Eric Larkin’s senior year at Arizona State went beyond being busy. It went to a higher level — a no-time-to-waste level.

He compiled a 3.2 GPA as a graduate student in business management. He led the Sun Devils to the Pac-10 championship and was named the league’s Wrestler of the Year. He capped it by winning the NCAA championship, undefeated at 34-0, defeating defending national champion Jared Lawrence of Minnesota in the finals, a memorable event attended by 16,436 at Kemper Arena in Kansas City.

And then there was this: Eric’s wife, Melissa, learned that she would be a mother for the second time. Kaleb, 1, would be a big brother.

Two weeks after winning the NCAA championship, Larkin learned he was the winner of the 2003 Hodge Trophy, college wrestling’s equivalent of the Heisman Trophy.

Larkin, who is No. 50 on our list of Tucson’s Top 100 Sports Figures of the last 100 years, was used to success. At Sunnyside High School he went 130-2 and won back-to-back state championships. But few wrestlers in NCAA history have had a year to match Larkin’s 2002-03 season at ASU.

“Everything just came together for me this year,” said Larkin, also named the Outstanding Wrestler at the 2003 NCAA Tournament. “I am just happy to finally reach my goals. I just kept wrestling hard until I finally won a national title. All the hard work was worth it to get to this point.”

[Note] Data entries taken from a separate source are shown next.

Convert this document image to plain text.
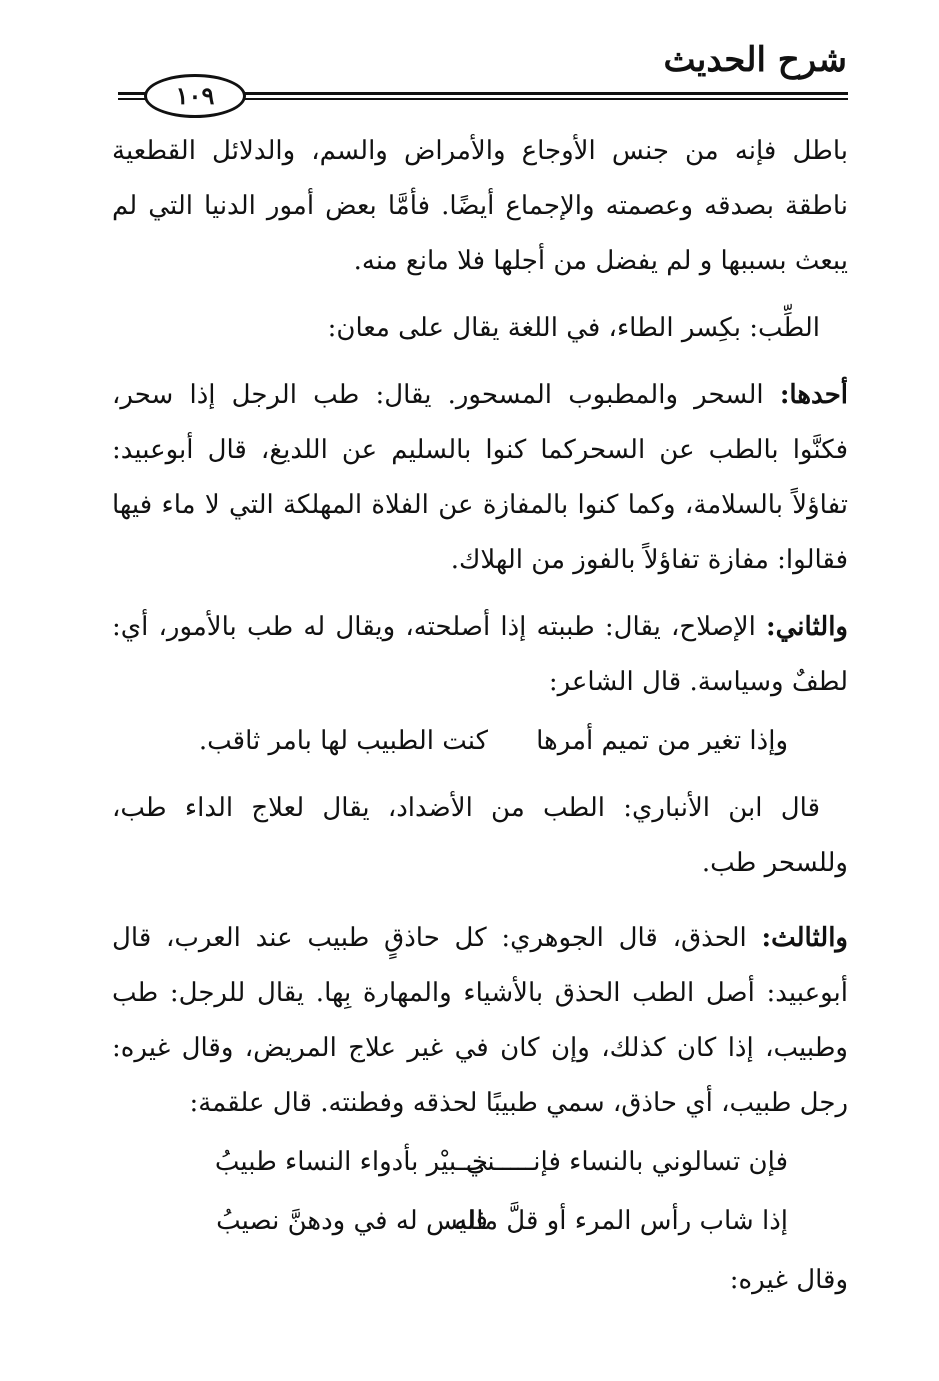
شرح الحديث
١٠٩

باطل فإنه من جنس الأوجاع والأمراض والسم، والدلائل القطعية ناطقة بصدقه وعصمته والإجماع أيضًا. فأمَّا بعض أمور الدنيا التي لم يبعث بسببها و لم يفضل من أجلها فلا مانع منه.

الطِّب: بكِسر الطاء، في اللغة يقال على معان:

أحدها: السحر والمطبوب المسحور. يقال: طب الرجل إذا سحر، فكنَّوا بالطب عن السحركما كنوا بالسليم عن اللديغ، قال أبوعبيد: تفاؤلاً بالسلامة، وكما كنوا بالمفازة عن الفلاة المهلكة التي لا ماء فيها فقالوا: مفازة تفاؤلاً بالفوز من الهلاك.

والثاني: الإصلاح، يقال: طببته إذا أصلحته، ويقال له طب بالأمور، أي: لطفٌ وسياسة. قال الشاعر:

وإذا تغير من تميم أمرها
كنت الطبيب لها بامر ثاقب.

قال ابن الأنباري: الطب من الأضداد، يقال لعلاج الداء طب، وللسحر طب.

والثالث: الحذق، قال الجوهري: كل حاذقٍ طبيب عند العرب، قال أبوعبيد: أصل الطب الحذق بالأشياء والمهارة بِها. يقال للرجل: طب وطبيب، إذا كان كذلك، وإن كان في غير علاج المريض، وقال غيره: رجل طبيب، أي حاذق، سمي طبيبًا لحذقه وفطنته. قال علقمة:

فإن تسالوني بالنساء فإنـــــني
خــبيْر بأدواء النساء طبيبُ
إذا شاب رأس المرء أو قلَّ ماله
فليس له في ودهنَّ نصيبُ

وقال غيره:
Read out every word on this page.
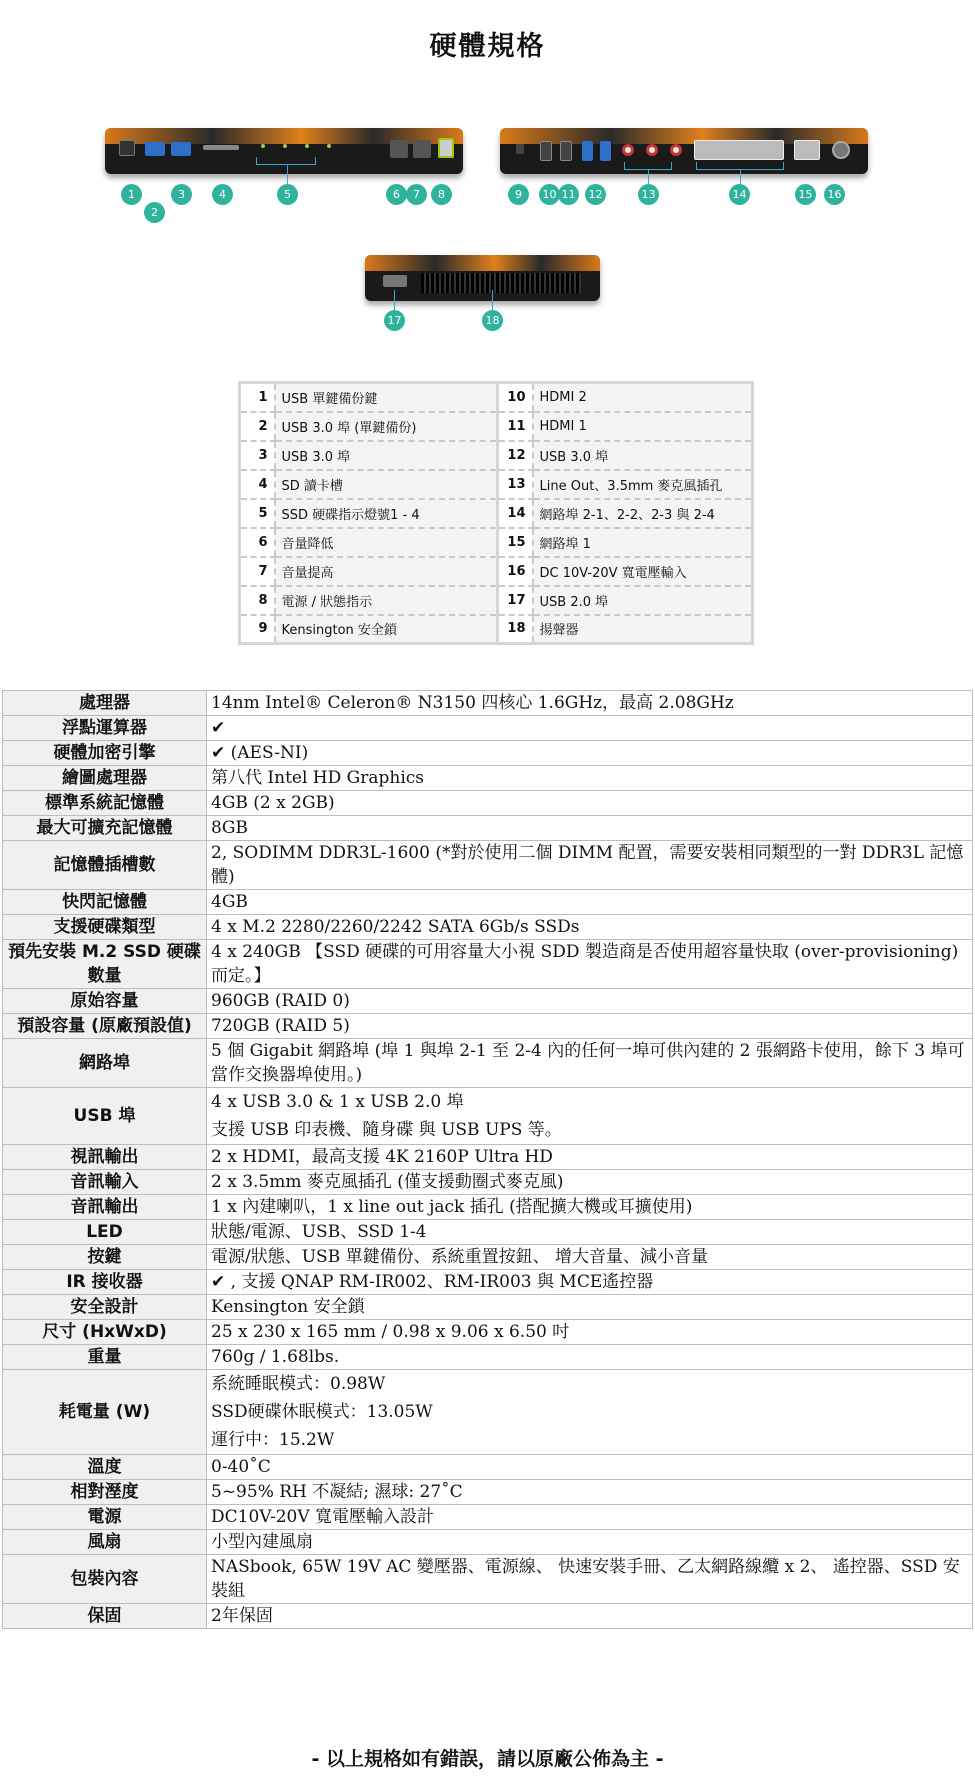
硬體規格
1
2
3	4	5	6	7	8	9	10 11	12	13	14	15	16
17	18
1	USB 單鍵備份鍵	10	HDMI 2
2	USB 3.0 埠 (單鍵備份)	11	HDMI 1
3	USB 3.0 埠	12	USB 3.0 埠
4	SD 讀卡槽	13	Line Out、3.5mm 麥克風插孔
5	SSD 硬碟指示燈號1 - 4	14	網路埠 2-1、2-2、2-3 與 2-4
6	音量降低	15	網路埠 1
7	音量提高	16	DC 10V-20V 寬電壓輸入
8	電源 / 狀態指示	17	USB 2.0 埠
9	Kensington 安全鎖	18	揚聲器
處理器	14nm Intel® Celeron® N3150 四核心 1.6GHz，最高 2.08GHz

浮點運算器	✔

硬體加密引擎	✔ (AES-NI)

繪圖處理器	第八代 Intel HD Graphics

標準系統記憶體	4GB (2 x 2GB)

最大可擴充記憶體	8GB

記憶體插槽數	2, SODIMM DDR3L-1600 (*對於使用二個 DIMM 配置，需要安裝相同類型的一對 DDR3L 記憶體)

快閃記憶體	4GB

支援硬碟類型	4 x M.2 2280/2260/2242 SATA 6Gb/s SSDs

預先安裝 M.2 SSD 硬碟數量	4 x 240GB 【SSD 硬碟的可用容量大小視 SDD 製造商是否使用超容量快取 (over-provisioning) 而定。】

原始容量	960GB (RAID 0)

預設容量 (原廠預設值)	720GB (RAID 5)

網路埠	5 個 Gigabit 網路埠 (埠 1 與埠 2-1 至 2-4 內的任何一埠可供內建的 2 張網路卡使用，餘下 3 埠可當作交換器埠使用。)

USB 埠	4 x USB 3.0 & 1 x USB 2.0 埠
支援 USB 印表機、隨身碟 與 USB UPS 等。

視訊輸出	2 x HDMI，最高支援 4K 2160P Ultra HD

音訊輸入	2 x 3.5mm 麥克風插孔 (僅支援動圈式麥克風)

音訊輸出	1 x 內建喇叭，1 x line out jack 插孔 (搭配擴大機或耳擴使用)

LED	狀態/電源、USB、SSD 1-4

按鍵	電源/狀態、USB 單鍵備份、系統重置按鈕、 增大音量、減小音量

IR 接收器	✔ , 支援 QNAP RM-IR002、RM-IR003 與 MCE遙控器

安全設計	Kensington 安全鎖

尺寸 (HxWxD)	25 x 230 x 165 mm / 0.98 x 9.06 x 6.50 吋

重量	760g / 1.68lbs.

耗電量 (W)	系統睡眠模式：0.98W
SSD硬碟休眠模式：13.05W
運行中：15.2W

溫度	0-40˚C

相對溼度	5~95% RH 不凝結; 濕球: 27˚C

電源	DC10V-20V 寬電壓輸入設計

風扇	小型內建風扇

包裝內容	NASbook, 65W 19V AC 變壓器、電源線、 快速安裝手冊、乙太網路線纜 x 2、 遙控器、SSD 安裝組

保固	2年保固
- 以上規格如有錯誤，請以原廠公佈為主 -
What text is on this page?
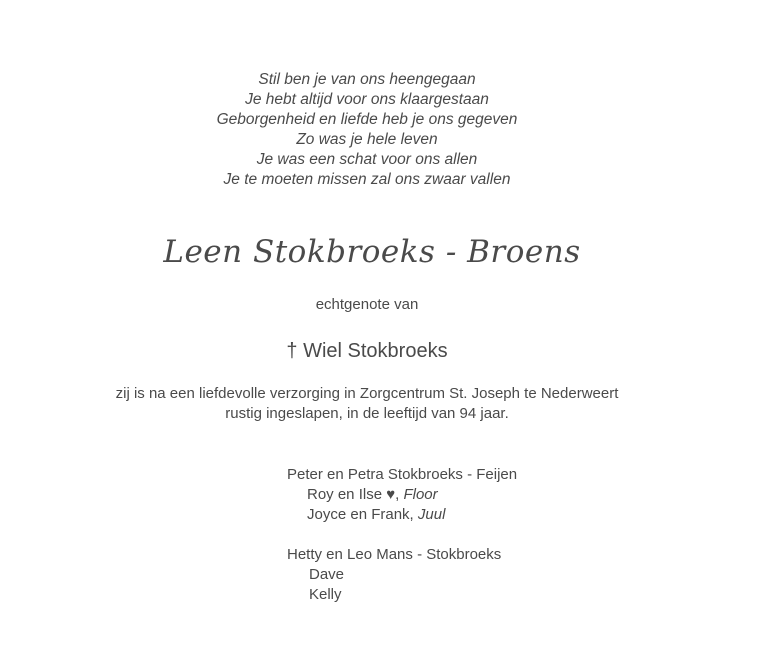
Stil ben je van ons heengegaan
Je hebt altijd voor ons klaargestaan
Geborgenheid en liefde heb je ons gegeven
Zo was je hele leven
Je was een schat voor ons allen
Je te moeten missen zal ons zwaar vallen
Leen Stokbroeks - Broens
echtgenote van
† Wiel Stokbroeks
zij is na een liefdevolle verzorging in Zorgcentrum St. Joseph te Nederweert
rustig ingeslapen, in de leeftijd van 94 jaar.
Peter en Petra Stokbroeks - Feijen
Roy en Ilse ♥, Floor
Joyce en Frank, Juul
Hetty en Leo Mans - Stokbroeks
Dave
Kelly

In Sunnyside’s 40-year dynasty as the state’s dominant wrestling power, Larkin took it to a higher level, if that’s possible. He was a four-time All-American at ASU, a four-time Pac-10 champion with a college record of 123-12.

He didn’t coast, either.

As a senior, he went up a weight class, to 149 pounds, which required significantly more strength and power. The day before he won the national title, he injured his knee in a semifinal victory. He won anyway.

Arizona State's Eric Larkin, top, finished fourth in the NCAA as a freshman, third as a sophomore, second as a junior and then first as a senior in his weight class.

“Two days after the 2002 NCAA championships, Eric was back in the weight room, back training,’’ said his Sun Devil coach, Thom Ortiz, a fellow Sunnyside High School state champion from an earlier generation. “He earned the championship through hard work as much as talent.’’

Larkin was not an overnight success. He finished fourth in the NCAA as a freshman, third as a sophomore and second as a junior. Along the way, he was twice a finalist for the USA Olympic team.

Larkin came from a wrestling background; his father, Dave, was a wrestler at Sunnyside, as were the brothers of Eric’s mother, Melissa. But Eric was a soccer player until he was 12, at which time he took interest in wrestling.

It did not take him long to figure it out. He twice won the national championship in Greco-Roman competition while a Sunnyside student.

After earning a master’s degree at ASU, Larkin became the head wrestling coach at Chandler Seton Catholic High School, spent four years as an assistant coach at ASU, and, 10 years ago, he spent a year as an MMA fighter. A few years ago, he helped to establish the Valiant College Preparatory Academy in Phoenix, where he is also the wrestling coach.

A few days ago, his son Kaleb, who was an infant when his father won the NCAA championship, committed to wrestle for the Sun Devils next season.